Friday, January 30, 2009

Interview With The Artist* Part II

DO YOU JUST MAKE ANIMALS? No. I make other objects too. For my show at Jane Sauer's gallery in February, I just completed a male and female couple that hang on the wall. Some of the first figures that I built were what I thought of as tree spirits, or the energy of the tree, which is called lignin. Another influence on my figures is the people that they have found in bogs in Europe.
This particular couple is wearing masks. After carving the masks, I put little pieces of an old paint brush in them to suggest hair. The masks have the feeling of owls who are peering around and curious. Hanging off their bodies is my usual assortment of old typewriter parts, rusted metal, and found objects. The male figure has a small skull hanging off his waist. (Click on the image to see the details.)
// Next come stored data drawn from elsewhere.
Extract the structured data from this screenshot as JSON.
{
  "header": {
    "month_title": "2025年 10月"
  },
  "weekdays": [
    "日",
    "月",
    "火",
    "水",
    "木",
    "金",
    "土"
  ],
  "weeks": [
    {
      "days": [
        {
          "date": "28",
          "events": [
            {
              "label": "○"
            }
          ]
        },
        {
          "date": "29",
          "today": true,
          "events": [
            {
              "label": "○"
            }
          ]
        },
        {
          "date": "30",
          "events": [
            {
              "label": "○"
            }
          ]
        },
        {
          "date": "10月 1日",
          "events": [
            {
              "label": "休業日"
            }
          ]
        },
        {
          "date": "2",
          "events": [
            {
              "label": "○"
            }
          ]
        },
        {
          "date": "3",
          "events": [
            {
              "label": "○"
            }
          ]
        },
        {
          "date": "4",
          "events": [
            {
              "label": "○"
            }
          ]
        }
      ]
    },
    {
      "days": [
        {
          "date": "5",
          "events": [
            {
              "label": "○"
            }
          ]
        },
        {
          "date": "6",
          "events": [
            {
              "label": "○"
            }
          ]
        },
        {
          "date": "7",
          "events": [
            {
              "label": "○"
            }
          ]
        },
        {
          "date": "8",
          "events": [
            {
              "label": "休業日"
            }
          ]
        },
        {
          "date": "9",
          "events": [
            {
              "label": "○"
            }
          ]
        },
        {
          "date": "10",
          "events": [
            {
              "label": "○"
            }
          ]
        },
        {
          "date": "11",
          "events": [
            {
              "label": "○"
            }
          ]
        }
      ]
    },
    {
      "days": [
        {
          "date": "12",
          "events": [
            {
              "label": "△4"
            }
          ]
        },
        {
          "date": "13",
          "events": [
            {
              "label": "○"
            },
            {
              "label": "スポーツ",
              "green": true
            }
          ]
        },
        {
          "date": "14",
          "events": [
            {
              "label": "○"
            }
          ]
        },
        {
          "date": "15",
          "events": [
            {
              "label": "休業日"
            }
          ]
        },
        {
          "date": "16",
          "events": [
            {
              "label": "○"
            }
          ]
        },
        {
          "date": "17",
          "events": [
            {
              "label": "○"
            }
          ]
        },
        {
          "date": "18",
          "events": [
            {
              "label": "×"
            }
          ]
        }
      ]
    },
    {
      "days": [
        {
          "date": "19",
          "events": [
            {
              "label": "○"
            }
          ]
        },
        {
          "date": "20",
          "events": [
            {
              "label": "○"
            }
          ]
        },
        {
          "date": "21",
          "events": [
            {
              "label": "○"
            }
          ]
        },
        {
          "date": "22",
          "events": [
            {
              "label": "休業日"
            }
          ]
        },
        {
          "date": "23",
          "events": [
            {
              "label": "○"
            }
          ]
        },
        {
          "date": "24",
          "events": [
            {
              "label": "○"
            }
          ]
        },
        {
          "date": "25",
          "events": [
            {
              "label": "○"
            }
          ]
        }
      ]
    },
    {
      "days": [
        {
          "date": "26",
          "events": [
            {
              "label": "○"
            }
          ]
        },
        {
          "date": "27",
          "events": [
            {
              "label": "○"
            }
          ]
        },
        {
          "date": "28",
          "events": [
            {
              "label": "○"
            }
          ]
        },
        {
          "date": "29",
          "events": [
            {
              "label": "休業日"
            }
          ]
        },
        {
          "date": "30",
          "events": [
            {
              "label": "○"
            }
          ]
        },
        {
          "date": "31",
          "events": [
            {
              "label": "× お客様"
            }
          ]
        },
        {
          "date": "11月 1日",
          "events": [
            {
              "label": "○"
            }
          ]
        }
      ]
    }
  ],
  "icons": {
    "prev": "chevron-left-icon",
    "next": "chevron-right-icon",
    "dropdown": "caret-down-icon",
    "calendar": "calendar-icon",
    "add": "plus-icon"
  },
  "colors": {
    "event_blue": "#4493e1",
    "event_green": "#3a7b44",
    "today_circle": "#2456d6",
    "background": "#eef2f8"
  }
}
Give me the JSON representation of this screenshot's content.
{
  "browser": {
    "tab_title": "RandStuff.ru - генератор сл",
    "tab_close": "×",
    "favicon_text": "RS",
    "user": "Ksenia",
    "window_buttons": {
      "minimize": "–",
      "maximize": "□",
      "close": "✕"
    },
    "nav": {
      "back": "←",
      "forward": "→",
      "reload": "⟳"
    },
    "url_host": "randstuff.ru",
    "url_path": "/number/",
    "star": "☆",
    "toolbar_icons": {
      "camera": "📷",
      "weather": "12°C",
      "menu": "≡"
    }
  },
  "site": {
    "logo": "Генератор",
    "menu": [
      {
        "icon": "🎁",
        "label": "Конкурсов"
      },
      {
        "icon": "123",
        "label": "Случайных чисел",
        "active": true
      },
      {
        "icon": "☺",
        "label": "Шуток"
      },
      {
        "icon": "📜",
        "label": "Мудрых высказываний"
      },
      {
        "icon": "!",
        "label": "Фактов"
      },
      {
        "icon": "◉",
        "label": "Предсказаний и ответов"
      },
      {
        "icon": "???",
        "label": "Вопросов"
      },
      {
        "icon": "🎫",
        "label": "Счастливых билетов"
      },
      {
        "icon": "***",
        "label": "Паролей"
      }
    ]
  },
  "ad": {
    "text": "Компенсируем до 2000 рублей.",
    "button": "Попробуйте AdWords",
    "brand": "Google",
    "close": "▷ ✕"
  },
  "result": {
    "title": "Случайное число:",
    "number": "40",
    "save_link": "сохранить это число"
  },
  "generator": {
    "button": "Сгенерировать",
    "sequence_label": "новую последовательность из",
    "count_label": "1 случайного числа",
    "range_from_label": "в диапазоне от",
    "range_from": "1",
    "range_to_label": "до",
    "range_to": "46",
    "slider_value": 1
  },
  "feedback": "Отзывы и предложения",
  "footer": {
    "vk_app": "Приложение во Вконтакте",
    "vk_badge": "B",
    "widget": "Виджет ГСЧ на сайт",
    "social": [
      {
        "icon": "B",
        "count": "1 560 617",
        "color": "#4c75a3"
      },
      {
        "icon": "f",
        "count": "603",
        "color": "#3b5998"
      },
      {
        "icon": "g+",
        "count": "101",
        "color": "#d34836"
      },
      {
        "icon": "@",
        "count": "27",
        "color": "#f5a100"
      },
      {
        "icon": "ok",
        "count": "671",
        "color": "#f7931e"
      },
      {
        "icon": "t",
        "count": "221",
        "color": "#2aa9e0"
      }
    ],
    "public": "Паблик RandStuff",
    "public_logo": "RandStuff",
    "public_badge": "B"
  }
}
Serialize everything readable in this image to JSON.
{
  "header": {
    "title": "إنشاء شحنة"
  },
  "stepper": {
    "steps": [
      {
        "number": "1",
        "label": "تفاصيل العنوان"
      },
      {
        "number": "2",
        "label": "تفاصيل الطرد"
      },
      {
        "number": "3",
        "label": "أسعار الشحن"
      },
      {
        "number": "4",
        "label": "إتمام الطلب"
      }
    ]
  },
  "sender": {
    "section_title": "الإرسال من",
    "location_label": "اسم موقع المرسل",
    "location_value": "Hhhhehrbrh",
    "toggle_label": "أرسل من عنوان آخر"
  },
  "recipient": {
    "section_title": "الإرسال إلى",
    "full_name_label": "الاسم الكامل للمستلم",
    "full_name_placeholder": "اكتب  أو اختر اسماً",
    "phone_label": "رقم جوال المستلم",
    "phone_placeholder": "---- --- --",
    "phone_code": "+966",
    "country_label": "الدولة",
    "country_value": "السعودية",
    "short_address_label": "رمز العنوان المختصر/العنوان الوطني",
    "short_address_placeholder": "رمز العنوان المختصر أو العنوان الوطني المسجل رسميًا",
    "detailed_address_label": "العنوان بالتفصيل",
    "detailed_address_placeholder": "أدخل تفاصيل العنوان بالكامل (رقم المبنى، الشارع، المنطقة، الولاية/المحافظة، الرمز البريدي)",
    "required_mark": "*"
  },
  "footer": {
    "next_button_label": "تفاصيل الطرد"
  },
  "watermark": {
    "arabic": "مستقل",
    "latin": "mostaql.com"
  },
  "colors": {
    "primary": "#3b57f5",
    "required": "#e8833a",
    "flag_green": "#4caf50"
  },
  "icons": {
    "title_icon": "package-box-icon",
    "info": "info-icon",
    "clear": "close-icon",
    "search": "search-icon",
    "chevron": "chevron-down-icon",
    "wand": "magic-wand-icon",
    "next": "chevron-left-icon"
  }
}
Over the winter, I was reading The Marsh Arabs by Wilfred Thesige, an account of his time in the 1950's spent with the Arabs that lived in the marshes in Iraq. He took beautiful photographs of them, and what really fascinated me were the fishing boats that they carved. They used small nets to fish with and that is what my sculpture is based on, two men hauling in their fishing net.

ABOUT? Oh, the baboon heads? I became obsessed with monkeys and our close relationship to them. I've also been fascinated with the various forms of money that I've seen used around the world, especially from Africa, and how it often would be made into a practical, recognizable form or shape, like a bracelet. These baboon heads have an interesting feel to them, as if they were ancient trading objects or some old sculpture. I mounted them on blocks of wood covered in rusted tin, as if they had come from a museum display.

I also made two of the monkey heads covered in canvas, which has a more tribal feel to it. They are both on metal shelves that are constructed from rusted metal. I think professional presentation of my work is critical.

Here is a picture of a portrait of a duck, in honor of all the Peking Ducks that are eaten in China. (I made the mistake of going to a famous Peking Duck restaurant while in Beijing and it was truly horrible. Hundreds of people and dozens of duck bodies lined up for the slaughter.) His 'hair' is made from an old paint brush.